O projeto integrador europeu constituiu um inegável sucesso. Mas o sucesso tem sempre um prazo de validade e faces inesperadas. Ao procurar alargar-se a Estados que carrearam consigo uma cultura de valores diferente e obsessões estratégicas muito diversas, por muito compreensíveis que estas últimas sejam, a Europa mudou fortemente de natureza. Ao entender como inevitável levar a sua integração a domínios que tocam de perto o cerne tradicional da soberania dos Estados que a compõem, a União Europeia acabou por ressuscitar pulsões nacionais que pareciam eternamente adormecidas. Alargamento e aprofundamento criaram desafios a que a Europa parece ter dificuldade de ultrapassar.

 

Isso aconteceu por uma razão relativamente simples: ao não comportar no seu projeto um modelo de representação operativa de interesses em que, de uma forma vista como equitativa pelos seus cidadãos, estes pudessem expressar e resolver, com eficácia e resultados, as preocupações muito diferenciadas que os atravessam, a Europa como que obrigou esses mesmos cidadãos a procurarem refúgio no único espaço onde, tradicionalmente, sentiam representada com legitimidade a sua diferença - os Estados nacionais. O único onde, para muitos deles, a sua voz conseguia ser ouvida. Ao fazê-lo, retiram implicitamente legitimidade ao projeto europeu e dão força, no interior de cada Estado, a quantos afirmam que a sede ideal para a resolução dos problemas é aquela que lhes está mais próxima, provando que é o défice democrático e de representatividade das instituições europeias que afasta estas dos cidadãos.

 

Esse processo de perda de representatividade das instituições europeias agravou-se ao verificar-se que, na perspetiva de muitos cidadãos, estas passaram a ser fautoras dos seus problemas e, muito menos, o espaço e o mecanismo para a sua resolução. Alguns governos nacionais, como forma de alienarem responsabilidades pelos seus insucessos, colocam também a débito do projeto europeu grande parte das insuficiências que afetam o quotidiano das populações - escondendo que a esmagadora maioria das políticas que são objeto de contestação não relevam de decisões europeias mas, simplesmente, de meras opções nacionais. Esta transferência de responsabilidades, transformando a Europa num bode expiatório de tudo quanto corre mal, é um ato de irresponsabilidade e de cobardia política.

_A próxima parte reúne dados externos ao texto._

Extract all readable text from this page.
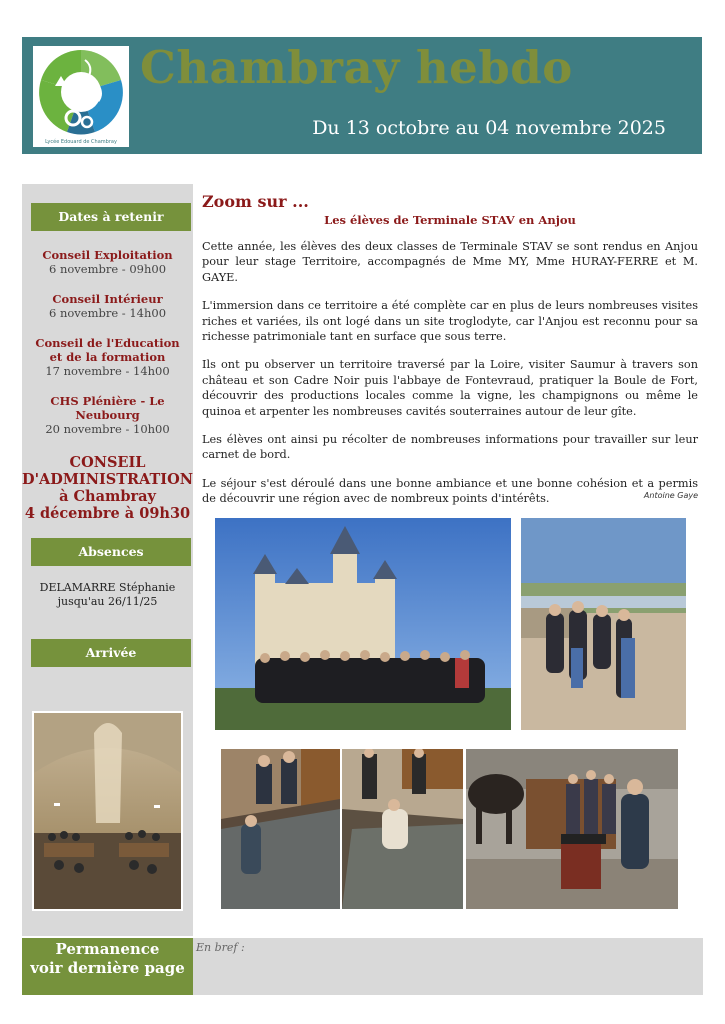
Lycée Edouard de Chambray
Chambray hebdo
Du 13 octobre au 04 novembre 2025
Dates à retenir
Conseil Exploitation
6 novembre - 09h00
Conseil Intérieur
6 novembre - 14h00
Conseil de l'Education et de la formation
17 novembre - 14h00
CHS Plénière - Le Neubourg
20 novembre - 10h00
CONSEIL
D'ADMINISTRATION
à Chambray
4 décembre à 09h30
Absences
DELAMARRE Stéphanie
jusqu'au 26/11/25
Arrivée
Permanence
voir dernière page
En bref :
Zoom sur ...
Les élèves de Terminale STAV en Anjou

Cette année, les élèves des deux classes de Terminale STAV se sont rendus en Anjou pour leur stage Territoire, accompagnés de Mme MY, Mme HURAY-FERRE et M. GAYE.

L'immersion dans ce territoire a été complète car en plus de leurs nombreuses visites riches et variées, ils ont logé dans un site troglodyte, car l'Anjou est reconnu pour sa richesse patrimoniale tant en surface que sous terre.

Ils ont pu observer un territoire traversé par la Loire, visiter Saumur à travers son château et son Cadre Noir puis l'abbaye de Fontevraud, pratiquer la Boule de Fort, découvrir des productions locales comme la vigne, les champignons ou même le quinoa et arpenter les nombreuses cavités souterraines autour de leur gîte.

Les élèves ont ainsi pu récolter de nombreuses informations pour travailler sur leur carnet de bord.

Le séjour s'est déroulé dans une bonne ambiance et une bonne cohésion et a permis de découvrir une région avec de nombreux points d'intérêts.	Antoine Gaye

Mas é, igualmente, um sintoma muito evidente de um mal-estar europeu que não parece ter tendência a atenuar-se.

 

A Europa integrada vai, daqui a dias, comemorar o seu 60.° aniversário. Vamos ter discursos com muitas platitudes políticas. Infelizmente, os seus líderes serão incapazes de uma autocrítica franca que explique as razões do Brexit, a subida de Le Pen e congéneres, que denuncie quem, no seu seio, lhe contraria os valores. A Europa vai comemorar um passado de que pode orgulhar-se, mas para os seus cidadãos, o futuro, para o qual parece com escassas soluções, é o mais importante.